Células tronco adultas “Memórias” poderia ajudar no tratamento de tipo 1
Pesquisadores israelenses descobriram que as células-tronco derivadas de células pancreáticas adultas são mais eficientes em fazer células produtoras de insulina do que as células-tronco derivadas de embriões. Cientistas da Universidade de Tel Aviv teorizam que as células mantenham uma “memória” do que estavam antes que eles foram persuadidos a se tornar as células-tronco. Se a memória inclui a capacidade de produzir insulina. Por causa disto, as células-tronco adultas são melhores em formar células de fabricação de insulina do que suas contrapartes embrionárias.

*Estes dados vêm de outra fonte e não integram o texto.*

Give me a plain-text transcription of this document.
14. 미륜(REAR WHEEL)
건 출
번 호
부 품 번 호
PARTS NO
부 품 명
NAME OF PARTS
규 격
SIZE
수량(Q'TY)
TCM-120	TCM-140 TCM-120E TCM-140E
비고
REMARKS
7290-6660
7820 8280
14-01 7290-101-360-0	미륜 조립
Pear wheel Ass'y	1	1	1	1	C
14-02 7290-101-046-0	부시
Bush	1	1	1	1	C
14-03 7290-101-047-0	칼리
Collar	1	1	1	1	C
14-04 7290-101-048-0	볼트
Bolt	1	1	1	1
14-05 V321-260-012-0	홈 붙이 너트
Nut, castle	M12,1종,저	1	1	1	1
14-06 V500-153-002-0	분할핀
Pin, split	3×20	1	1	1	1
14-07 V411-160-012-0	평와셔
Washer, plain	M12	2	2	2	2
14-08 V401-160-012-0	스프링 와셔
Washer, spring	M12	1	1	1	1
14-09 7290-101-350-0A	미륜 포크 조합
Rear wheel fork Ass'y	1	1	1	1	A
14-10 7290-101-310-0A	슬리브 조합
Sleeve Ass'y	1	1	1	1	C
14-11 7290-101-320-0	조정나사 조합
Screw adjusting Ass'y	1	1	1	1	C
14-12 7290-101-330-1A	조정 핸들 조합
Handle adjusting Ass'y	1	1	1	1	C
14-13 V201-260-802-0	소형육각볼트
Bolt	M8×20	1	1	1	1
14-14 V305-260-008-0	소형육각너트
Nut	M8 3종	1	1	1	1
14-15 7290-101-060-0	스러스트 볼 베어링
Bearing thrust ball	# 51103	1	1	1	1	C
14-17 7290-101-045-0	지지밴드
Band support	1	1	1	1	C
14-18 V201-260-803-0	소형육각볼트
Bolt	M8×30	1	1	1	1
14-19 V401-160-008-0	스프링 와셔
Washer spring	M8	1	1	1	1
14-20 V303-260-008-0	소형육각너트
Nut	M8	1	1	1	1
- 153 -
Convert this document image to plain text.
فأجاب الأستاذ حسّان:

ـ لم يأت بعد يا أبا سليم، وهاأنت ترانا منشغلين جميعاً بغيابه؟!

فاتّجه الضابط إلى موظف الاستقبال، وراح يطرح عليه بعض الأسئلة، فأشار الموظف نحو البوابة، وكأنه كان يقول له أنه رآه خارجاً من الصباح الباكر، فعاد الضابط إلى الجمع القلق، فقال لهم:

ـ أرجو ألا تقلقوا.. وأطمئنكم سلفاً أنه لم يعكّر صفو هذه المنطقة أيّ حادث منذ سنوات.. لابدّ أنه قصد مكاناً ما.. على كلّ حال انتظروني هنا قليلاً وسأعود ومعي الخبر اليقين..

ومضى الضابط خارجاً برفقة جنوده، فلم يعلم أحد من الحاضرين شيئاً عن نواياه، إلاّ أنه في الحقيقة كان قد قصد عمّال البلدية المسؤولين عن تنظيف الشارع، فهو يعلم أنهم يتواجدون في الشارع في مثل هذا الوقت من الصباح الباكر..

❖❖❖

Células-tronco, se derivadas de embriões ou adultos, são consideradas “pluripotentes,” o que significa que têm a capacidade de diferenciar-se em muitos tipos de células diferentes. Os cientistas vê-los como potenciais blocos de construção para a reconstrução do órgão.
Para as pessoas que têm diabetes tipo 1, que resulta de um ataque autoimune que destrói suas células beta pancreáticas, a israelense pesquisa sugere que as células-tronco um dia pode ser usadas para reconstruir funcionamento células beta. Uma terapia baseada em células-tronco seria uma alternativa de boas-vindas para transplantes, que pode levar à rejeição do órgão ou uma vida de tomar drogas supressão imune.
Porque as novas células beta viria de um corpo do paciente, haveria menos probabilidade de rejeição pura e simples. No entanto, porque o tipo 1 diabetes é uma doença auto-imune, investigação em células estaminais terá que ir mão-na-mão com tratamentos que inibem o ataque auto-imune em células beta.
O estudo foi publicado na célula de células-tronco, o funcionário afiliado Jornal da sociedade internacional para a investigação em células estaminais.